Campanella e altri congiurati vennero
tradotti al carcere napoletano del Castel Nuovo. Il Santo
Uffizio, intanto, chiese alle autorità spagnole che i religiosi
coinvolti (Campanella e altri sette frati domenicani) fossero
portati a Roma. Non ottenendolo, papa Clemente VIII
(antispagnolo con prudenza) fece giungere a Napoli suoi giudici:
il nunzio di Napoli, Jacopo Aldobrandini e don Pedro de Vera, a
cui si aggiunse poi il vescovo di Termoli, il domenicano Alberto
Tragagliolo. L’intento era quello di ritardare la sicura
condanna a morte degli ecclesiastici coinvolti. Il fatto che
era passato sotto la giurisdizione del Sant'Uffizio, non gli
evitò la tortura. Durante questa confessò tutto, anche d’essere
eretico. In quanto recidivo (relapso) era probabile la condanna
capitale. A quel punto Campanella giocò l’ultima carta di
fingersi pazzo, poiché questi non potevano essere messi a morte
dall’Inquisizione. Nel dubbio, i giudici lo sottoposero, il 18
luglio 1600, al supplizio della corda per un'ora intera.
Campanella ebbe la forza di continuare la messa in scena. Ma non
bastò. Il 4 e 5 giugno 1601, il filosofo fu
sottoposto alla terribile tortura "della veglia": si trattava di
36 ore di corda alternata al supplizio del cavalletto, con tre
brevi interruzioni. Qualcosa di inimmaginabile. Ciononostante
Campanella resistette, rimanendo, però, tra la vita e la morte
nei sei mesi successivi.
Campanella passò 27 lunghi anni
nella prigione di Napoli. Durante questo periodo scrisse
tutte le sue opere maggiori, tra le quali: La Monarchia di
Spagna (1600),
Aforismi Politici" (1601), Atheismus triumphatus
(1605-1607), Quod reminiscetur (1606?), "Metaphysica"
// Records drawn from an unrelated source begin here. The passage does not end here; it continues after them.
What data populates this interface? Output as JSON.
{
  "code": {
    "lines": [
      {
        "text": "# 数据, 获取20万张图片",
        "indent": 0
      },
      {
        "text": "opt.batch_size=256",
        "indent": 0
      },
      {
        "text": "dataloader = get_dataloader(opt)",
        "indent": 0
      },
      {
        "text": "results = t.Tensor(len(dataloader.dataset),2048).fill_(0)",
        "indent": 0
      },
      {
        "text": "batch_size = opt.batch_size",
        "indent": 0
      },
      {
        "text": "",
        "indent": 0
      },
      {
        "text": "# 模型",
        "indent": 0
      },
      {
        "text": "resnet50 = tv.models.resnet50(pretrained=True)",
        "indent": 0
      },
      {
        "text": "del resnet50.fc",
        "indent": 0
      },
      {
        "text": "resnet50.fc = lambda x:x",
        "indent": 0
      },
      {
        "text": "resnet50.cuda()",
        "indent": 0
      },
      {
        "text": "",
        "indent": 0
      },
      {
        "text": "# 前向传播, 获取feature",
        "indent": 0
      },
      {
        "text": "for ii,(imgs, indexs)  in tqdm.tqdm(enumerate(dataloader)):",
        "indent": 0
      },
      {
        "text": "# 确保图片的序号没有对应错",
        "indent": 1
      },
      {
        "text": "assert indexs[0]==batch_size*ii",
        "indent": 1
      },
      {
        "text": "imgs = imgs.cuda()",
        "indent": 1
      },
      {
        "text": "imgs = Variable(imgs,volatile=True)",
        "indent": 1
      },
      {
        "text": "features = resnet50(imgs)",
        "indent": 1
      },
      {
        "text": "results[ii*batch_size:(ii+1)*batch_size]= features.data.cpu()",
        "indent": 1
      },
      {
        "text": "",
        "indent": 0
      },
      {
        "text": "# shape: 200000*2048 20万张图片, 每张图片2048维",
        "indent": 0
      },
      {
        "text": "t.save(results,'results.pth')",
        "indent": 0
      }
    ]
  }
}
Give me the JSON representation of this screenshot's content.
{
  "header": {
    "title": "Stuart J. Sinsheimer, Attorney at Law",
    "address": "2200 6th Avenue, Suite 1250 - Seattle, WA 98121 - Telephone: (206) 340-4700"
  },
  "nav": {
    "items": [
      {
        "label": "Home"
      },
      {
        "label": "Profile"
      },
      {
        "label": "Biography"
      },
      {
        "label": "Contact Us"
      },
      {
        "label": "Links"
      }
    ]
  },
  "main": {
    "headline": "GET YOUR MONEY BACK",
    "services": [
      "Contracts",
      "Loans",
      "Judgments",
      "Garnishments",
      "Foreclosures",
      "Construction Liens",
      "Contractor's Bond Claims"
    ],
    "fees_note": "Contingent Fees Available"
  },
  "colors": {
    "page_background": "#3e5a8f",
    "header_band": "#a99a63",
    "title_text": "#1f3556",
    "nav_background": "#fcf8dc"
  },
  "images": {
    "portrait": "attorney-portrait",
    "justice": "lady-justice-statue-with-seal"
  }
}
(1609-1623), Theologia (1613-1624), e La
città del sole (1602), forse la sua opera più
conosciuta. Dal suo incredibile isolamento, riuscì, persino, ad
intervenire nel processo inquisitorio contro Galileo Galilei,
componendo lo scritto Apologia di Galileo (1616).
Portato a Roma, presso il Sant’Uffizio, grazie
all’intercessione del cardinale Maffeo Barberini presso il re
spagnolo Filippo IV, fu liberato definitivamente nel 1629.
Maffeo Barberini diverrà papa col nome di Urbano VIII e
Campanella ne diverrà consulente sulle questioni astrologiche
per cinque anni. Quando, nel 1634, uno dei suoi seguaci realizzò
una nuova cospirazione in Calabria, ne nacquero per lui nuovi
problemi. Aiutato, stavolta, dal cardinale Barberini e
dall'ambasciatore francese de Noailles, riuscì a mettersi in
salvo in Francia. Iniziò per lui una nuova vita. Presso la corte
di Luigi XIII, aiutato e finanziato dal re e protetto dal
cardinale Richelieu, fu benvoluto da tutti. Risiedeva nel
convento parigino di Saint-Honoré. Ivi scrisse il suo ultimo
saggio Ecloga in portentosam Delphini nativitatem, in
onore del nascituro, prossimo re Luigi XIV
(che sarà denominato il Re Sole). Morì a Parigi nel 1639.